Birçok dergide çok yüksek puanlar alan, Mac ve Linux versiyonları da yapılan bu oyun için 1999 başında duyurulmuş fakat üst üste gecikmeler ve Monolith’in girdiği kriz sonucu iptal edilmiş olan “Revenge of the Fallen” isminde bir görev paketi var. (Son iptalden kısa süre önce bunun bir devam oyunu olarak çıkabileceği bu yüzden bir süre daha gecikeceği yazılmıştı.) Eğer şanssızlıklar hiç yaşanmasaydı oyunun hem öncesinde hem sonrasında nelerin yaşandığını daha detaylı görebileceğimiz, Kura’yı da yönetme imkanı bulacağımız, RP öğeleri katılmış güzel bir oyunumuz olabilirdi. Şu an birçok forumda halen Shogo’ya devam oyunu bekleyen hayranlar görebilirsiniz.

Göndermeler:

  • Sanjuro’nun odasındaki “War Angel” posteri yakın zamanda Robert Rodriguez ve James Cameron işbirliğiyle yaratılmış live action filmini göreceğimiz Battle Angel Alita’ya gönderme.
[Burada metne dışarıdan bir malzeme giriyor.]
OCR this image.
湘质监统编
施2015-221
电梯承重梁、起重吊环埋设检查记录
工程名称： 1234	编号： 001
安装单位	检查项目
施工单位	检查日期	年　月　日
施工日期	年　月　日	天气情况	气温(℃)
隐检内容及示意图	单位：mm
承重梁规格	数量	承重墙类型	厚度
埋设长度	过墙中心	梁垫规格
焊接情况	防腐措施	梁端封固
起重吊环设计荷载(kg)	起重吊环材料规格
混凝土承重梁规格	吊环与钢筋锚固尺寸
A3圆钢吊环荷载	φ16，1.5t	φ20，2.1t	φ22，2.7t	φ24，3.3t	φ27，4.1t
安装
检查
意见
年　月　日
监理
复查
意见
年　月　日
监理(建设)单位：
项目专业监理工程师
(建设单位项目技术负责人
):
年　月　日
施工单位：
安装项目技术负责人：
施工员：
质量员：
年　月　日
  • Sanjuro’nun uyandığı odanın yanındaki diğer odaların kapılarındaki isimler bilim kurgu Anime’leri sevenlerin tanıyabilecekleri başrol karakterlere referans içeriyor.
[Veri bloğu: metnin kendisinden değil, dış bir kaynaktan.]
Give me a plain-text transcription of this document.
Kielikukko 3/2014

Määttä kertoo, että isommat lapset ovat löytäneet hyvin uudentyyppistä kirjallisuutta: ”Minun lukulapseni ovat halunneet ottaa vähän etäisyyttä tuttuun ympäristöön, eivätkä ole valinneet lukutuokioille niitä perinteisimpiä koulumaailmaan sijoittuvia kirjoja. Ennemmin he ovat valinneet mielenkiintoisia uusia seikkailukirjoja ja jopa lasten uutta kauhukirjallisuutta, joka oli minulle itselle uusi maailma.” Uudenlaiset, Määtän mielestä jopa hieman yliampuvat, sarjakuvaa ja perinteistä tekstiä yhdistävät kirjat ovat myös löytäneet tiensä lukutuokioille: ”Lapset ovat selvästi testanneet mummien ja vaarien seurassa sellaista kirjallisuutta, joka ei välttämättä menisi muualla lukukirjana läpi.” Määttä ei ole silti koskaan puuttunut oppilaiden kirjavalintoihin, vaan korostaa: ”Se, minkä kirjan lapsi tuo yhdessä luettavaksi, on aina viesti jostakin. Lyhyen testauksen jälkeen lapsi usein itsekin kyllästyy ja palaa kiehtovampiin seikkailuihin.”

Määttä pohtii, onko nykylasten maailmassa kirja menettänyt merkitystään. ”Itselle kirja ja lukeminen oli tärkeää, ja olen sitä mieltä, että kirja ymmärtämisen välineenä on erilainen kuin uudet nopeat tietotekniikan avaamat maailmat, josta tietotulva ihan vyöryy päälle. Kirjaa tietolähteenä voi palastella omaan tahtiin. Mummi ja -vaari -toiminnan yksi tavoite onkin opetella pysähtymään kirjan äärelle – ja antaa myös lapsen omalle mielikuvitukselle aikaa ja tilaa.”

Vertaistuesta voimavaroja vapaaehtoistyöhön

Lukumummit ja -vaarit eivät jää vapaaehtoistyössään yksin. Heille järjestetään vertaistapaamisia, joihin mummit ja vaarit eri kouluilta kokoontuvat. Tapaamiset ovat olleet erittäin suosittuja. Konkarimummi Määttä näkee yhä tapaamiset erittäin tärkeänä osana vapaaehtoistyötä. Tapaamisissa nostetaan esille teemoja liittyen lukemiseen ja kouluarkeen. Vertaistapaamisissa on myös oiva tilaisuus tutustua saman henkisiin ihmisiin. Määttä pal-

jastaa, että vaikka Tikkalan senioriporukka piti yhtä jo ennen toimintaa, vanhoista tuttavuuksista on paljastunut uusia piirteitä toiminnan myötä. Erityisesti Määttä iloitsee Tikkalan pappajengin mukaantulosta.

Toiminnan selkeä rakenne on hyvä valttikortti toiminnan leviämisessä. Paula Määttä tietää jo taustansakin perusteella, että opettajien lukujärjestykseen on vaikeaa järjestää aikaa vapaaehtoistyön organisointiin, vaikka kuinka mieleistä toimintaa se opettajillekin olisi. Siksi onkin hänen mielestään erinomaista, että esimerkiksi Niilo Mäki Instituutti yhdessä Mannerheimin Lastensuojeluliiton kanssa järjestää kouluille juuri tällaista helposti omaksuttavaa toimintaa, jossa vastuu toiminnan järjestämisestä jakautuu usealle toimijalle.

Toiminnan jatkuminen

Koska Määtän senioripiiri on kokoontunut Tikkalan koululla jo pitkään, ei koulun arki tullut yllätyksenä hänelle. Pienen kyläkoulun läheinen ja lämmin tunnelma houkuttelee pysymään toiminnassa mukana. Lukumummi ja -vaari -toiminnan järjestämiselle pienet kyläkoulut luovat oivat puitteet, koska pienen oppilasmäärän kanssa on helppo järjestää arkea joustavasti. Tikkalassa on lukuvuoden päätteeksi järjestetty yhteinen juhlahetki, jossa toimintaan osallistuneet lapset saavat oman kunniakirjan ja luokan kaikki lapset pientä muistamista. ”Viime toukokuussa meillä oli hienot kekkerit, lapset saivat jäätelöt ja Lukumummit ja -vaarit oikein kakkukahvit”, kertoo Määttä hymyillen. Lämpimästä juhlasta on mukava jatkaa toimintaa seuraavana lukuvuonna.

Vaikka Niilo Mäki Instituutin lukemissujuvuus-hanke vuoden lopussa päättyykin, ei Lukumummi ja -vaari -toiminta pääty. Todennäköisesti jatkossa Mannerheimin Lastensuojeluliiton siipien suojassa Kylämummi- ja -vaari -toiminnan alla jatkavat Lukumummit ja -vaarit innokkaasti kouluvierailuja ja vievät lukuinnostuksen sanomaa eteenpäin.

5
  • Cronus’daki MCA görevlerinde karşınıza sıkça çıkan örümcek robotlar Ghost in The Shell’deki Spider Tank’lara gönderme. Ryo’nun MCA’sı Densetsu Kyojin Ideon’dan Ideon’a gönderme iken Gabriel’in MCA’sı Neon Genesis Evangelion’dan EVA Unit 03’e bir gönderme.
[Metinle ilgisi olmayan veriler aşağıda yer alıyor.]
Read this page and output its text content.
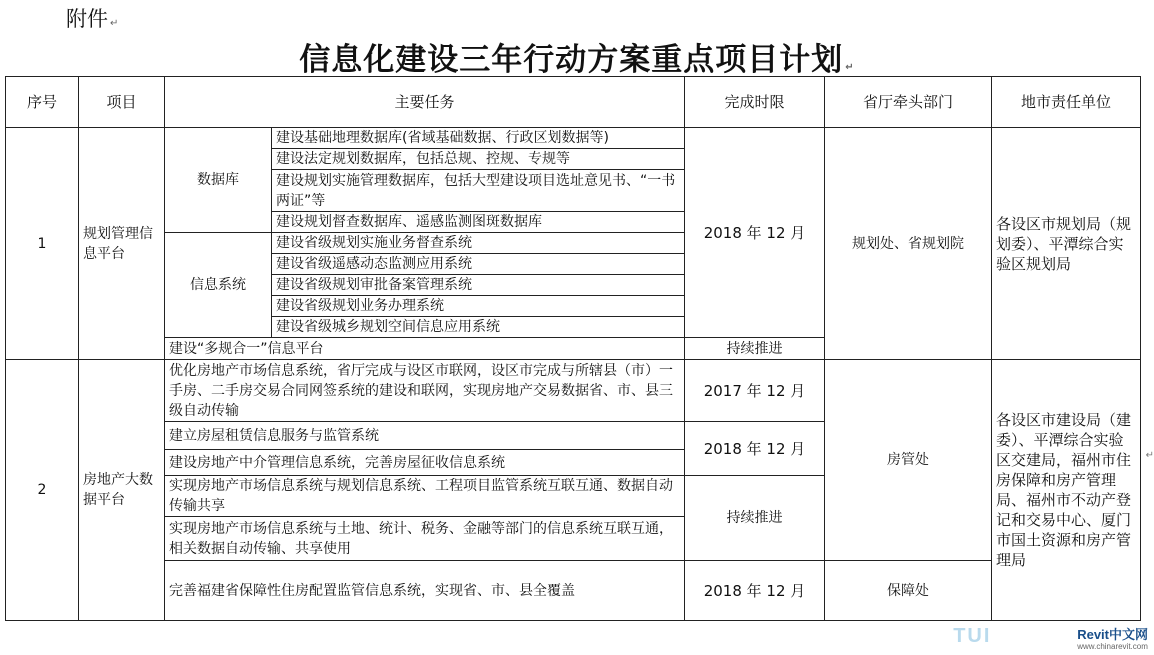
附件 ↵
信息化建设三年行动方案重点项目计划 ↵
序号	项目	主要任务		完成时限	省厅牵头部门	地市责任单位
1	规划管理信息平台	数据库	建设基础地理数据库(省域基础数据、行政区划数据等)	2018 年 12 月	规划处、省规划院	各设区市规划局（规划委）、平潭综合实验区规划局
			建设法定规划数据库，包括总规、控规、专规等			
			建设规划实施管理数据库，包括大型建设项目选址意见书、“一书两证”等			
			建设规划督查数据库、遥感监测图斑数据库			
		信息系统	建设省级规划实施业务督查系统			
			建设省级遥感动态监测应用系统			
			建设省级规划审批备案管理系统			
			建设省级规划业务办理系统			
			建设省级城乡规划空间信息应用系统			
		建设“多规合一”信息平台		持续推进		
2	房地产大数据平台	优化房地产市场信息系统，省厅完成与设区市联网，设区市完成与所辖县（市）一手房、二手房交易合同网签系统的建设和联网，实现房地产交易数据省、市、县三级自动传输		2017 年 12 月	房管处	各设区市建设局（建委）、平潭综合实验区交建局，福州市住房保障和房产管理局、福州市不动产登记和交易中心、厦门市国土资源和房产管理局
		建立房屋租赁信息服务与监管系统		2018 年 12 月		
		建设房地产中介管理信息系统，完善房屋征收信息系统				
		实现房地产市场信息系统与规划信息系统、工程项目监管系统互联互通、数据自动传输共享		持续推进		
		实现房地产市场信息系统与土地、统计、税务、金融等部门的信息系统互联互通，相关数据自动传输、共享使用				
		完善福建省保障性住房配置监管信息系统，实现省、市、县全覆盖		2018 年 12 月	保障处	
↵
TUI	Revit中文网
www.chinarevit.com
  • “High and Low” bölümü Akira Kurosawa’nın “Tengoku no Jigoku” adlı filminin batıdaki gösterim ismine gönderme olduğu gibi aynı zamanda A-Ha grubunun aynı adlı 80’ler klasiği şarkısına bir gönderme.
  • “Once a Thief…” bölümü John Woo’nun yönettiği bir aksiyon filmine (aynı zamanda onun spinoff’u olan ve ülkemizde de yayınlanmış bir TV dizisine) gönderme.
  • “Prodigal Son” ve “Brother’s Keeper” bölümleri aynı adlı Miami Vice bölümlerine bir gönderme.
  • “Hidden Fortress” bölümü Akira Kurosawa’nın “Kakushi Toride no San Akunin” adlı filminin batıdaki gösterim ismine gönderme.
  • Cothineal’in çıkarttığı sesler Blood’un son Boss’u olan Ancient One’da da kullanıldığı gibi Nathaniel Akkaraju’nun seslendirmesi Blood 2’nin defalarca karşımıza çıkan düşmanı Gideon ile aynı seslendirmeci (Ted D’arms) tarafından seslendirildi.
  • “Lost Cat” bölümündeki kediyi geri getirmek için bulmanız gelen oyuncak kedi Monolith’in platform oyunu denemesi Captain Claw’e bir gönderme.
  • Cronus’daki binaların içinde göreceğiniz CURV posterleri Neon Genesis Evangelion’un NERV posterlerine benzer bir logo içermekte.
  • Cronus’daki binaların içinde göreceğiniz “He’s Watching You!” posterleri George Orwell’in 1984’ü kadar Anime klasiği Jin-Roh: The Wolf Brigade’e de gönderme.
  • Fallen komandoları Jin-Roh’daki Kerberos birliklerinin giydiği zırhlara benzer zırhlar giyerken ağır zırhlı olanları ise Appleseed’deki Landmate’lere benziyorlar.

Sonuç

Shogo şu an bir abandonware değil. Fakat bu sonuç olarak homepage’i yıllar önce kapanmış, 10 yıldan uzun süredir yeni bir patch’i çıkmamış ve şu anki donanımlarla %100 uyumlu olarak oynamanızın pek mümkün olmadığı bir oyun. Yine de kanımca oynanması gereken oyunlardan birisi. Sonuç olarak Shogo, −tüm eksilerine ve bug’larına rağmen− yapabileceğim tek tabirle hayatımı değiştirmiş, o sıralarda umudu tamamen kestiğim Anime’ye dönüş çabalarımı yeniden canlandırmasıyla bende anlatımsal anlamda çok değerli bir oyun. Bu yüzden de gerek dizaynları gerekse hikayesiyle bende silinmez anılar bırakan bu oyunu tüm üyelerimizin oynamasını şiddetle öneriyorum.